Jimg 16:22, 14 November 2011 (PST) We should think about making this a JSON response, or think about having http://server/file.nc return the XML and http://server/file.nc.json return JSON using an XSLT transform. Jimg 16:22, 14 November 2011 (PST) Nathan and I both conclude that the XML response should include the full URL and not do some weird hack where URLs are 'built'.

Issues

  • This a change in server behavior that will change the response content of file access URLs. These URLs are not part of the regular DAP URL pattern and their current behavior is a function of server configuration.
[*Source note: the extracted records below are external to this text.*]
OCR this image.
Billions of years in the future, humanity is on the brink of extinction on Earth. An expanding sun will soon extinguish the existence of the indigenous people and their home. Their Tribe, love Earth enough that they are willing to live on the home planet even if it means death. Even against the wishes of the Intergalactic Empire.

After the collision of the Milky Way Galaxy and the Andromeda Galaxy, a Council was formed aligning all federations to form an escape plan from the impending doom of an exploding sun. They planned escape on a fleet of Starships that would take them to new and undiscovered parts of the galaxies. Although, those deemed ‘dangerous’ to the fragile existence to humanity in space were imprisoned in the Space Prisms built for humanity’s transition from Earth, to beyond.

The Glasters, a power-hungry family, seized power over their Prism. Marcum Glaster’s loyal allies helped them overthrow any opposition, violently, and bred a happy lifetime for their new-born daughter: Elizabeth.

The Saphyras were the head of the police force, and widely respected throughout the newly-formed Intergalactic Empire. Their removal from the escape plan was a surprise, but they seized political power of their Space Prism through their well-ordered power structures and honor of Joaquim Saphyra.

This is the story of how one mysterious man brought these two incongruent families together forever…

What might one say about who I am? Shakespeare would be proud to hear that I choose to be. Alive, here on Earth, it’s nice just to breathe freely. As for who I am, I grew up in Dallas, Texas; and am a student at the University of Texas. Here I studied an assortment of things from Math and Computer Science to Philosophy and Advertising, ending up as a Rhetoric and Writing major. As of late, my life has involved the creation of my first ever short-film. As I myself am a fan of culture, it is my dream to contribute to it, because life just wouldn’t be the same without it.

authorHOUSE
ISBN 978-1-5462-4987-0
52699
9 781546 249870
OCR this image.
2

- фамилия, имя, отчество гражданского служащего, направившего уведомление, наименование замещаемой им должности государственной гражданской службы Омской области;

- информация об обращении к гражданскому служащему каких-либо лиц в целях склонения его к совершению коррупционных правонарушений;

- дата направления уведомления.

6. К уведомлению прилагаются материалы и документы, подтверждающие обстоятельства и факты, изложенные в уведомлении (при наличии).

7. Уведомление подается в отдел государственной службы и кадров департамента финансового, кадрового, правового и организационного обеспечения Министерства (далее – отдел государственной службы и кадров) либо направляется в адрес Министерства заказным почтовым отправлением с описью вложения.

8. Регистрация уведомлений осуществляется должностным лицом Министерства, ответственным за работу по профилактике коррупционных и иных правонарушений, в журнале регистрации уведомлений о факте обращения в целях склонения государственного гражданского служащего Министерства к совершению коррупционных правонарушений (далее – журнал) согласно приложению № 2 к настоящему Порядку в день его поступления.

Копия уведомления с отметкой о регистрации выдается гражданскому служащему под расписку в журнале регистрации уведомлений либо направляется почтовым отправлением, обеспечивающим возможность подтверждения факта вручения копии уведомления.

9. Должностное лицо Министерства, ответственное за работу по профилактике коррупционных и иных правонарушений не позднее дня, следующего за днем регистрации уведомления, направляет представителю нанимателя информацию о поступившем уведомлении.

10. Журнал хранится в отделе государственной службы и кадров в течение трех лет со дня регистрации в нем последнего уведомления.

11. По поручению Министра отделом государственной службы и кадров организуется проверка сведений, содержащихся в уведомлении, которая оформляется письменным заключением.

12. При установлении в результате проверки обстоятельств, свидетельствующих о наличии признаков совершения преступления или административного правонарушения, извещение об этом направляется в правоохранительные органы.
  • How might we describe the way to elicit DAP3.x and DAP4 versions of the responses in this description given that we currently rely on the XDAP-Accept HTTP header to inform the server of the version being requested? Jimg 16:18, 14 November 2011 (PST) We can define a new set of extensions for these responses, especially since there are only two (ddx4 and dodsx4, e.g.). There are several other syntaxes that put this information in the URL, but if we use unique URLs to reference these new responses, then we don't break REST. This would mean that the XDAP-Accept: header would be dropped, but that's a separate discussion.
  • I know we discussed additional issues, but I can't recall them. Please add them if you do!